Anyway, you've parroted this quote enough times that I'm not gonna bother replying again.
As already stated not everyone has deep pockets so they go for the entry level SSD with a view to updrade the SSD when funds improve and need for more storage increases.
And as I have stated on multiple occasions, I don't care. The number of people replacing the internal SSDs on their machines is small enough. Cross that with penny-pinchers buying Apple hardware and you have a group almost as small as the remote researchers that are bummed about this. Apple does not care because this is a monetarily irrelevant group of people. They haven't tried to actively appeal to this crowd basically ever. Their answer to the netbook craze was a $999 laptop.
Not everyone has deep pockets, I get it. Don't buy tools you can't afford. Don't buy tools that don't meet your needs. I really don't understand this argument at all. BMW doesn't make a budget compact nor do they want to.
On the flip side, unlike my PCs, my Macs hold their value WAY better when I sell off my old machines offsetting a lot of the pain of upgrades anyway.
I think you'll will find the SSD sales esp. Samsung on amazon is extremely active as have spinning hard drive replacements in years gone by.
Folks like this easy upgrade and expect it on a "Pro" machine.
A lot of people are in for a shock in the future.
So what? If Apple cared about this they'd go for it. They don't. They don't care about gamers. They don't sell a consumer-grade user serviceable desktop. There are huge untapped markets they do not care about.

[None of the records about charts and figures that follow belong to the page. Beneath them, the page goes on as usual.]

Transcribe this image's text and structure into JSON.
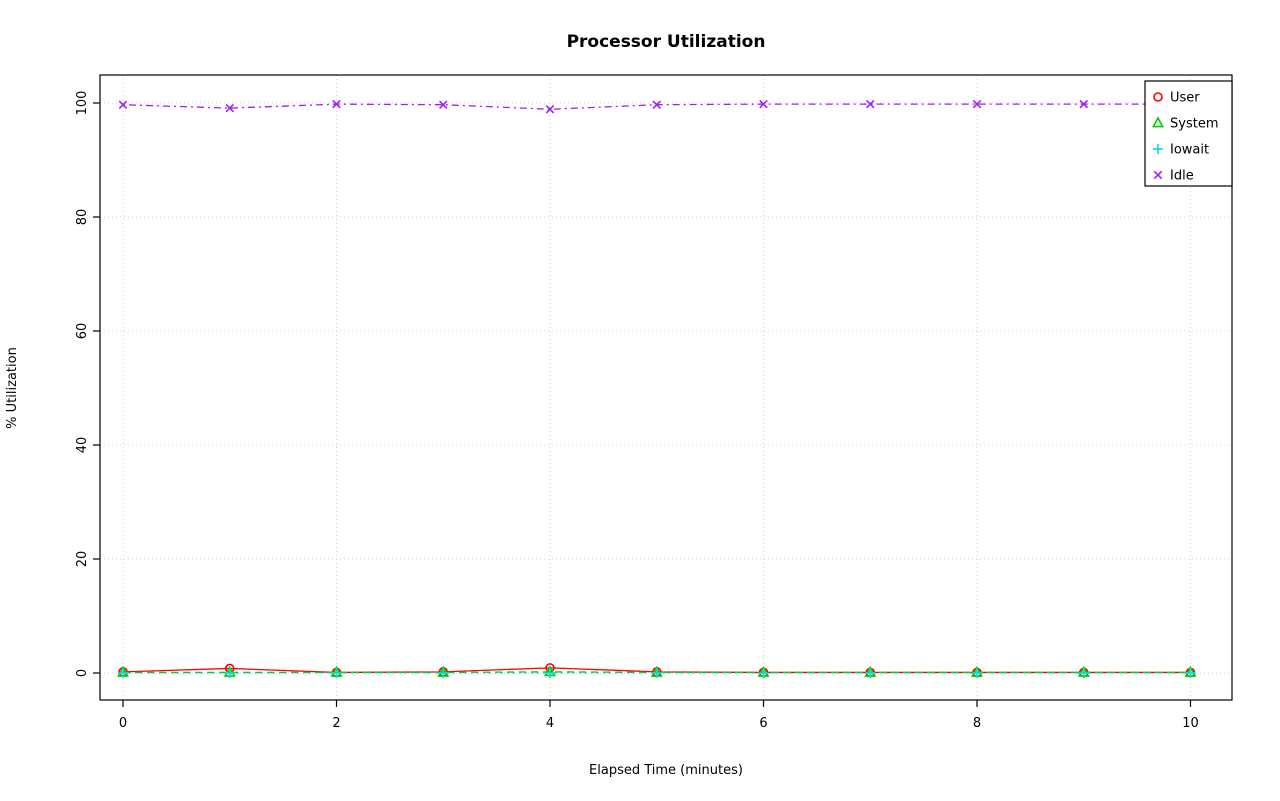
{
  "chart_data": {
    "type": "line",
    "title": "Processor Utilization",
    "xlabel": "Elapsed Time (minutes)",
    "ylabel": "% Utilization",
    "x": [
      0,
      1,
      2,
      3,
      4,
      5,
      6,
      7,
      8,
      9,
      10
    ],
    "series": [
      {
        "name": "User",
        "color": "#FF0000",
        "marker": "circle",
        "line": "solid",
        "values": [
          0.2,
          0.8,
          0.1,
          0.2,
          0.9,
          0.2,
          0.1,
          0.1,
          0.1,
          0.1,
          0.1
        ]
      },
      {
        "name": "System",
        "color": "#00CD00",
        "marker": "triangle",
        "line": "dashed",
        "values": [
          0.1,
          0.1,
          0.1,
          0.1,
          0.2,
          0.1,
          0.1,
          0.1,
          0.1,
          0.1,
          0.1
        ]
      },
      {
        "name": "Iowait",
        "color": "#00E0E0",
        "marker": "plus",
        "line": "dotted",
        "values": [
          0.0,
          0.0,
          0.0,
          0.0,
          0.0,
          0.0,
          0.0,
          0.0,
          0.0,
          0.0,
          0.0
        ]
      },
      {
        "name": "Idle",
        "color": "#A020F0",
        "marker": "x",
        "line": "dotdash",
        "values": [
          99.7,
          99.1,
          99.8,
          99.7,
          98.9,
          99.7,
          99.8,
          99.8,
          99.8,
          99.8,
          99.8
        ]
      }
    ],
    "xticks": [
      0,
      2,
      4,
      6,
      8,
      10
    ],
    "yticks": [
      0,
      20,
      40,
      60,
      80,
      100
    ],
    "xlim": [
      0,
      10
    ],
    "ylim": [
      0,
      100
    ],
    "grid": {
      "show": true,
      "style": "dotted",
      "color": "#D3D3D3"
    },
    "legend": {
      "position": "top-right",
      "entries": [
        "User",
        "System",
        "Iowait",
        "Idle"
      ]
    }
  }
}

You want "Pro" to mean "user-serviceable" and "upgradable." It doesn't. It hasn't in the Apple world since the shift to rMBP and the trash can Pro. If there was a huge backlash among the user base, and not just a vocal minority, it would show in their sales figures and they would adjust. Given that they opted for lighter/thinner/more integrated after testing the waters in the "Pro" market for four years with this design, it's pretty clear they have some idea of what the vast majority of their user base is interested in.

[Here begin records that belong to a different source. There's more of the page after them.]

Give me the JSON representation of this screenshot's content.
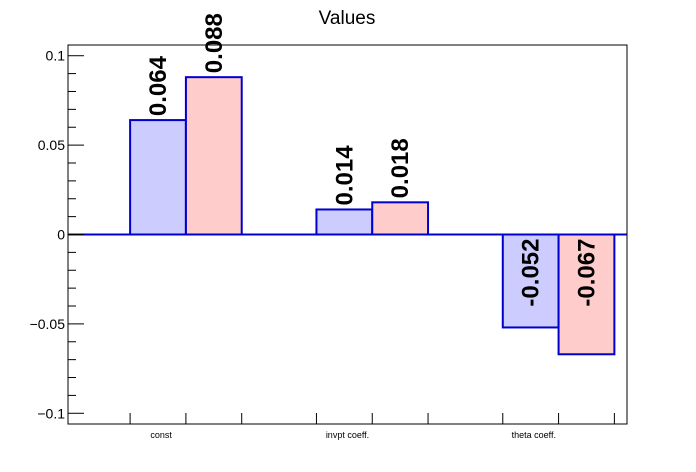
{
  "chart_data": {
    "type": "bar",
    "title": "Values",
    "xlabel": "",
    "ylabel": "",
    "categories": [
      "const",
      "invpt coeff.",
      "theta coeff."
    ],
    "series": [
      {
        "values": [
          0.064,
          0.014,
          -0.052
        ],
        "labels": [
          "0.064",
          "0.014",
          "-0.052"
        ]
      },
      {
        "values": [
          0.088,
          0.018,
          -0.067
        ],
        "labels": [
          "0.088",
          "0.018",
          "-0.067"
        ]
      }
    ],
    "ylim": [
      -0.106,
      0.106
    ],
    "yticks": [
      {
        "value": -0.1,
        "label": "−0.1"
      },
      {
        "value": -0.05,
        "label": "−0.05"
      },
      {
        "value": 0,
        "label": "0"
      },
      {
        "value": 0.05,
        "label": "0.05"
      },
      {
        "value": 0.1,
        "label": "0.1"
      }
    ],
    "grid": false,
    "legend": "none",
    "colors": {
      "series_fill": [
        "#ccccff",
        "#ffcccc"
      ],
      "bar_stroke": "#0000cc",
      "zero_line": "#0000cc",
      "axis": "#000000"
    }
  }
}
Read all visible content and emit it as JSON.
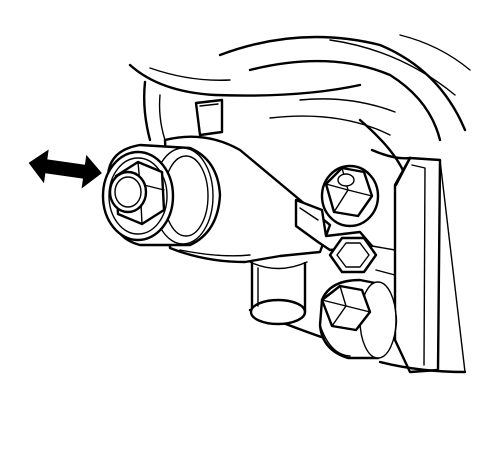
{
  "figure": {
    "background": "#ffffff",
    "line_color": "#000000",
    "icons": [
      "double-headed-arrow-icon",
      "hex-bolt-icon"
    ],
    "parts": [
      "housing",
      "main-hex-bolt",
      "upper-right-hex-bolt",
      "lower-right-hex-bolt",
      "hex-nut",
      "pipe-outlet",
      "bracket"
    ]
  }
}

Do I necessarily agree with this or like it? Doesn't matter. I was happy with my Air, rMBP, and TB MBP. When I need more machine, I buy new and sell old and moving old Mac hardware at a decent price is really, really easy to do.
Folks like this easy upgrade and expect it on a "Pro" machine.
A lot of people are in for a shock in the future.
Apparently not enough of them.
Still no word on a possitive reason to solder the SSD except it wont dislodge if machine dropped! and the ridiculous 'thinness' argument
Why is everyone so silent over this?
I don't know why they solder it to the board. I also don't actually care. I haven't upgraded the internals of any of my machines since they came standard with SSDs.
The fact that they chose to do so in one model but not the other implies there was some kind of technical reason. The fact that they went to the trouble of building a special device for data extraction implies there was a technical reason.
I think the people upgrading their own Macs have a really inflated idea of their numbers. Not only are they small enough that Apple doesn't bother appealing directly to them, but they're also small enough that Apple wouldn't have an interest in sabotaging them at the cost of increasing the expense and difficulty of their own repair shops.